Fortunately it was neither; my levels have tapered off further still, though are still high enough that my body considers me to be, technically, pregnant. The doctor's just concerned at how long it's taking- it's been a month now since the embryo ceased to be viable. Or since my tiny baby died. However you want to look at it. I've now tried Cytotec three different times to hurry the process along, and all it's done the last two times is make me horrendously sick, which was also concerning. Apparently the doctor's never heard of it doing that to anyone. Uh, even though nausea, vomiting and diarrhea are listed on the drug's website as side effects! Whatever. Just my luck, I suppose.

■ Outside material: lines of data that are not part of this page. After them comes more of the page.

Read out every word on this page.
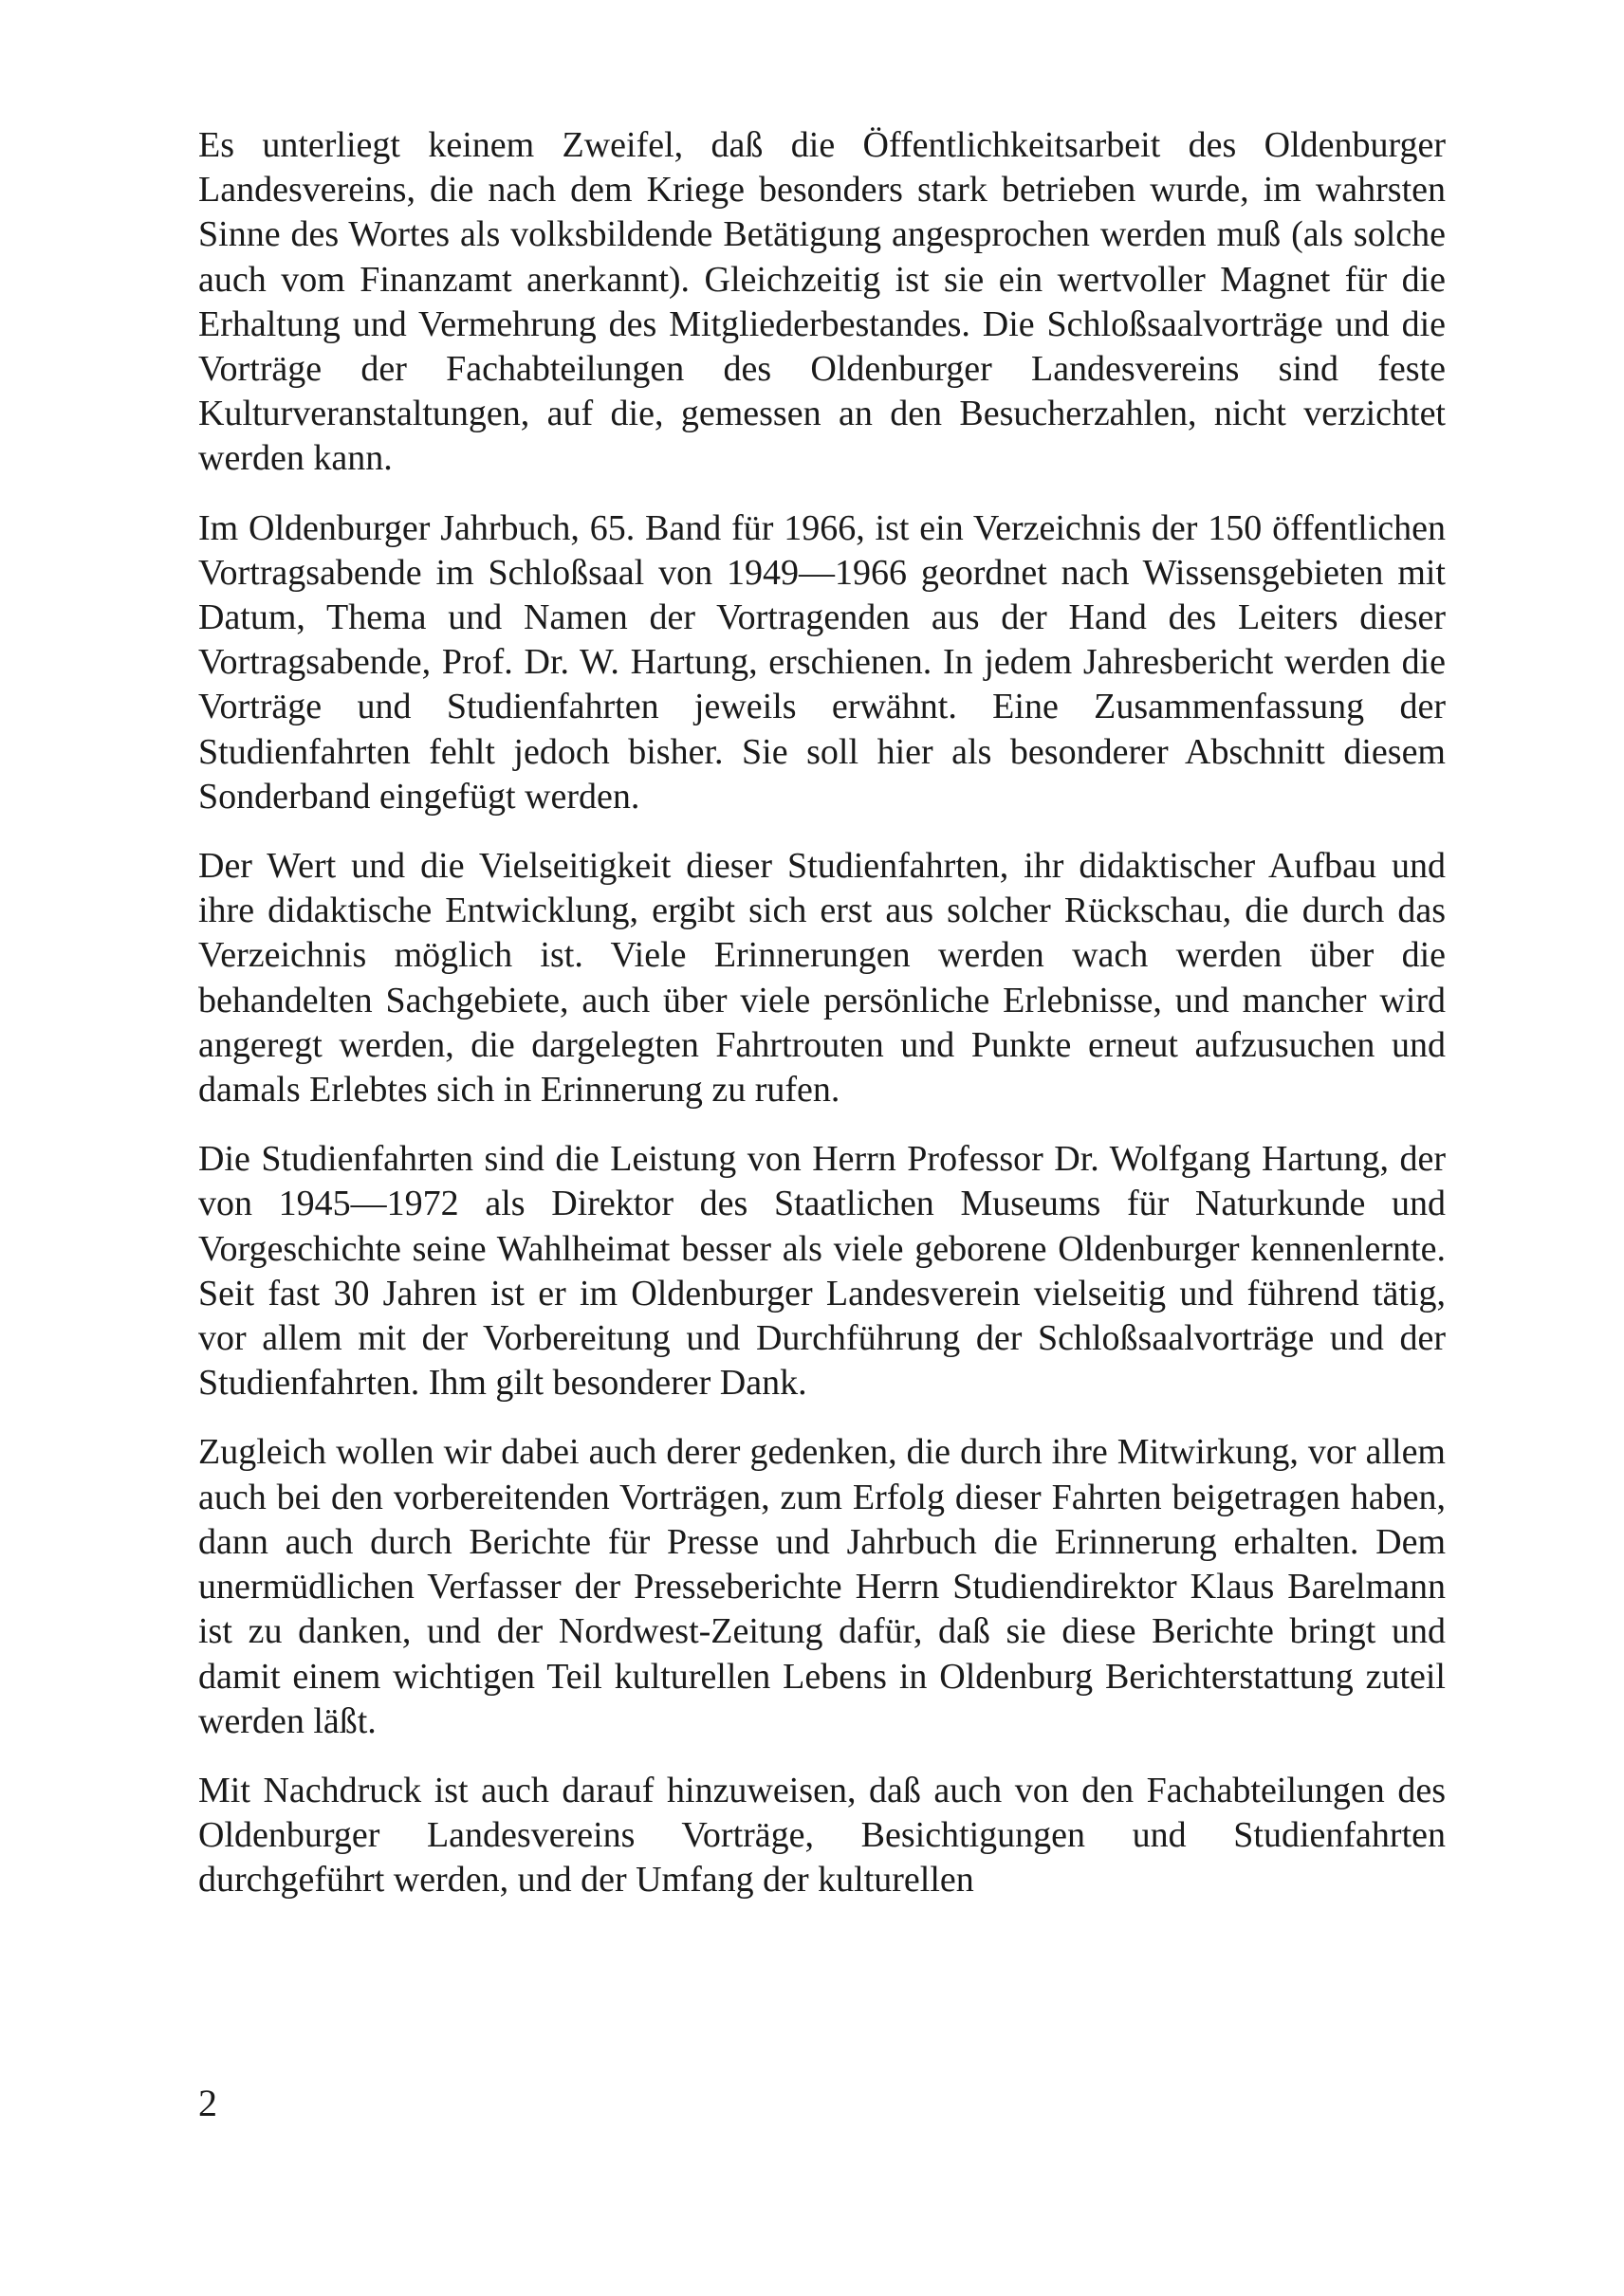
Es unterliegt keinem Zweifel, daß die Öffentlichkeitsarbeit des Oldenburger Landesvereins, die nach dem Kriege besonders stark betrieben wurde, im wahrsten Sinne des Wortes als volksbildende Betätigung angesprochen werden muß (als solche auch vom Finanzamt anerkannt). Gleichzeitig ist sie ein wertvoller Magnet für die Erhaltung und Vermehrung des Mitgliederbestandes. Die Schloßsaalvorträge und die Vorträge der Fachabteilungen des Oldenburger Landesvereins sind feste Kulturveranstaltungen, auf die, gemessen an den Besucherzahlen, nicht verzichtet werden kann.

Im Oldenburger Jahrbuch, 65. Band für 1966, ist ein Verzeichnis der 150 öffentlichen Vortragsabende im Schloßsaal von 1949—1966 geordnet nach Wissensgebieten mit Datum, Thema und Namen der Vortragenden aus der Hand des Leiters dieser Vortragsabende, Prof. Dr. W. Hartung, erschienen. In jedem Jahresbericht werden die Vorträge und Studienfahrten jeweils erwähnt. Eine Zusammenfassung der Studienfahrten fehlt jedoch bisher. Sie soll hier als besonderer Abschnitt diesem Sonderband eingefügt werden.

Der Wert und die Vielseitigkeit dieser Studienfahrten, ihr didaktischer Aufbau und ihre didaktische Entwicklung, ergibt sich erst aus solcher Rückschau, die durch das Verzeichnis möglich ist. Viele Erinnerungen werden wach werden über die behandelten Sachgebiete, auch über viele persönliche Erlebnisse, und mancher wird angeregt werden, die dargelegten Fahrtrouten und Punkte erneut aufzusuchen und damals Erlebtes sich in Erinnerung zu rufen.

Die Studienfahrten sind die Leistung von Herrn Professor Dr. Wolfgang Hartung, der von 1945—1972 als Direktor des Staatlichen Museums für Naturkunde und Vorgeschichte seine Wahlheimat besser als viele geborene Oldenburger kennenlernte. Seit fast 30 Jahren ist er im Oldenburger Landesverein vielseitig und führend tätig, vor allem mit der Vorbereitung und Durchführung der Schloßsaalvorträge und der Studienfahrten. Ihm gilt besonderer Dank.

Zugleich wollen wir dabei auch derer gedenken, die durch ihre Mitwirkung, vor allem auch bei den vorbereitenden Vorträgen, zum Erfolg dieser Fahrten beigetragen haben, dann auch durch Berichte für Presse und Jahrbuch die Erinnerung erhalten. Dem unermüdlichen Verfasser der Presseberichte Herrn Studiendirektor Klaus Barelmann ist zu danken, und der Nordwest-Zeitung dafür, daß sie diese Berichte bringt und damit einem wichtigen Teil kulturellen Lebens in Oldenburg Berichterstattung zuteil werden läßt.

Mit Nachdruck ist auch darauf hinzuweisen, daß auch von den Fachabteilungen des Oldenburger Landesvereins Vorträge, Besichtigungen und Studienfahrten durchgeführt werden, und der Umfang der kulturellen

2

She said that we could do a d and c, but she'd still prefer not to, and I agreed. Just wait it out some more. It's gotta end soon, right? I'm just awfully sick of getting blood drawn, but at least I get to give it another two weeks before the next one. Let my poor right vein rest up a little.
Anyways, the doctor had to duck out of the exam room momentarily to get some paperwork, so I was idly viewing my chart, which had been left up on the computer screen. Aside from all the depressing information with which I am all too familiar, I noticed that I was listed as Status: Incomplete. I actually laughed out loud when I saw that. Incomplete. Yes. That pretty much sums it up.
I still believe that our family is incomplete. Maybe we're in a hiatus, a resting period while these two grow up a little more, but I feel strongly that their are more children in our future. Someway, somehow.